But other areas, like Ballard, Lake City, and parts of Rainier Valley, are also flagged as problematic. Plus, it's possible the new AIA could push even more public drinking into those neighborhoods. (That happened around central Tacoma's AIA, the state's first. Alcohol-related emergencies outside that AIA rose 15 percent after it was enacted.) It's likely neighborhoods outside the expanded Seattle AIA will call for another expansion in a few years, as Fox points out. But the Washington State Liquor Control Board doesn't allow entire cities to be declared AIAs, so Seattle may be forced into creating a strange patchwork quilt of neighborhood business district AIAs--anywhere there's a mini-mart or grocery store that sells cans of beer--to satisfy all the neighbors.

Even if the city can placate all the neighbors, the real opposition to an AIA are the shops that sell the beer.
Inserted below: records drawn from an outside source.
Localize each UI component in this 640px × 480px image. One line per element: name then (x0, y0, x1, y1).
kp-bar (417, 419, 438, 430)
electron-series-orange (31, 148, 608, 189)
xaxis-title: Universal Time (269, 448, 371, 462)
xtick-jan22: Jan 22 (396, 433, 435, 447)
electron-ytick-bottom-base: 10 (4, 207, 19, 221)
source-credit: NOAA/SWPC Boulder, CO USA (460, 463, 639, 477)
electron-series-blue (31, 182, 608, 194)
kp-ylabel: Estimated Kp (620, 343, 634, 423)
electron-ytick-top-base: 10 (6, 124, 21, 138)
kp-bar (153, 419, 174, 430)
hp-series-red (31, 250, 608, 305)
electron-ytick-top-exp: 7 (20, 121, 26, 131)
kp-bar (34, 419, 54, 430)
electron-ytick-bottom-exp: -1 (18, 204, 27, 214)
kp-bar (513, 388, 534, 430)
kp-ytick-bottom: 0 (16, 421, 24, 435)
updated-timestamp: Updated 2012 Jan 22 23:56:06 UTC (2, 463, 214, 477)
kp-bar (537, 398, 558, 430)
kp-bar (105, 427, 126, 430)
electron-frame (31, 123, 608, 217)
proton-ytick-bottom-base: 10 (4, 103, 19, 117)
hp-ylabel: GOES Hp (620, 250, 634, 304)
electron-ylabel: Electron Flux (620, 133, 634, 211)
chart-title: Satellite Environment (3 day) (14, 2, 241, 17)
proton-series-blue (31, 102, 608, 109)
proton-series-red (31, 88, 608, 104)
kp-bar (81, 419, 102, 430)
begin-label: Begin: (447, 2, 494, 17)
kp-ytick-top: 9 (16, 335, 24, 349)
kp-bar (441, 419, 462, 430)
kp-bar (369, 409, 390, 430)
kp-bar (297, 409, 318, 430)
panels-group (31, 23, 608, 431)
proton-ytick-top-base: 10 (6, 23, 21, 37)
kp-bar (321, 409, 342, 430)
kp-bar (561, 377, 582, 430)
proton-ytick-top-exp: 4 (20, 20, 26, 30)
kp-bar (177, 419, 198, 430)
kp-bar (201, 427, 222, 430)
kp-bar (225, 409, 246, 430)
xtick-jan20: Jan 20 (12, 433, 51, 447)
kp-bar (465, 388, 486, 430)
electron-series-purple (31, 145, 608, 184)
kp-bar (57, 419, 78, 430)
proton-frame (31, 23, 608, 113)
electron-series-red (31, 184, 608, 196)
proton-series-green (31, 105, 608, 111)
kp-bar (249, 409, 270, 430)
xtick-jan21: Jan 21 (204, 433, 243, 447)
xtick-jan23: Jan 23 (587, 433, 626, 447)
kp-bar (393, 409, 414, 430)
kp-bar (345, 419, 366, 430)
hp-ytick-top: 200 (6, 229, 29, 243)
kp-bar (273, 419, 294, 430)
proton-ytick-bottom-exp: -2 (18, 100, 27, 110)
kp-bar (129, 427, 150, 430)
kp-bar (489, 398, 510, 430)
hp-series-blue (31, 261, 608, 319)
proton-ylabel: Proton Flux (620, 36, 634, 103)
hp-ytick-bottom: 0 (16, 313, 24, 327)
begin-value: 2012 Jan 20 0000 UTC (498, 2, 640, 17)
Most storeowners in the center of the city simply don't want to stop selling single servings of beer to street drunks, or to folks who occasionally want a cold one to drink at home. "Bums buy cheap beer and we can't sell it," grumbles a woman working at Saveway Market, one of only two shops affected by the Pioneer Square AIA. But other shops can, and even with a bigger AIA, cheap single-serve beer will most likely be available somewhere just beyond the border, which isn't fair to the shops inside the border, storeowners complain.

Lastly, critics point out that banning single cans of beer won't squash public drinking. Alcoholics will find a way around the rules, and they'll find beer. Chris Martin, head of CleanScapes, an organization that does maintenance in Pioneer Square and Capitol Hill, points out that you can still buy a six-pack of beer (for just over $3 at Saveway, by the way) within the Pioneer Square AIA. "Enterprising entrepreneurs get six-packs or cases, divide them, and sell them," he says.

Regardless of the debate, it's likely the AIA will expand, if only to pacify neighbors in Capitol Hill, Lower Queen Anne, and the U-District who like what they see in Pioneer Square (where residents and businesses are generally happy with their new AIA). It's the only solution to chronic public drunkenness the city seems able to offer, especially in light of social-service funding shortfalls. But even public officials seem mindful that it's not a real, permanent solution. "[We need] access to treatment and access to housing and shelter, as well as ways to interfere with the supply of that poison that is killing people," Pageler said at her public hearing. Jordan Royer, from NATS, agreed. "This is only one part of a comprehensive strategy."